Not only is the delay a pity, it will also mean more budgetary squeezes and a longer wait before on-board science can begin—and hence more pressure to do some of it on Mir instead. And Mir, even with copious infusions of NASA cash, is not in the prime of health.
American spacefarers, accustomed to exacting safety standards (Columbia returned despite the fact that it could have functioned safely on its two remaining fuel cells), must find Mir a scary place. Its most recent glitch was a leak that disabled the apparatus for removing carbon dioxide from the air. This followed a leak in a cooling system that made the astronauts swelter, a fire that nearly forced an evacuation, and the failures of both the main and the back-up “Elektron” units, which produce the station’s life-giving oxygen from waste water. Currently its oxygen comes from “candles” of lithium perchlorate, a chemical that releases the gas when burned. This cannot be reassuring to NASA con trollers, still mindful of the fire, who will have to decide whether or not another American astronaut should board Mir when the present incumbent leaves in May.

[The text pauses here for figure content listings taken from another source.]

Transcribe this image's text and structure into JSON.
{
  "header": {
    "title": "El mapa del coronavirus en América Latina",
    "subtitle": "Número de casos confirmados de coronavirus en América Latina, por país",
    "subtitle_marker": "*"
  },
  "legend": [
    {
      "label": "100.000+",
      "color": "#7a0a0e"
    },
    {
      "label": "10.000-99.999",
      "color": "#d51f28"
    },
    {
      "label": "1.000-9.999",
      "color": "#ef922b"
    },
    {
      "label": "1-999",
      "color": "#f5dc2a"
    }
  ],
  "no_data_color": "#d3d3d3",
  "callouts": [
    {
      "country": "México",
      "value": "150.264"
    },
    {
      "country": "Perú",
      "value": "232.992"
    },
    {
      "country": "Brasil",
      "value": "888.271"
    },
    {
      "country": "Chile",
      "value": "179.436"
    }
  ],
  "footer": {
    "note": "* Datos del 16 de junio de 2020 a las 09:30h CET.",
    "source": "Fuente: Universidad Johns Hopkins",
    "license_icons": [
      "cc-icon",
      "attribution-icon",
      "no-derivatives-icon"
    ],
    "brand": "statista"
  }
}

For now, NASA is expressing confidence in Mir. But another emergency could cause its premature demise. Meanwhile, an American delegation that went to Russia at the end of March to discuss the ISS reported that the Russians are once again promising to pay up. But if they do not, America has little with which to put pressure on them. In the worst case, the station will have to be redesigned. NASA is already working on ways to modify its components so that they can be used as substitutes for the Russian ones. Either way, it looks increasingly possible that there will be a hiatus between the end of Mir and the beginning of the ISS. If, indeed, it begins at all.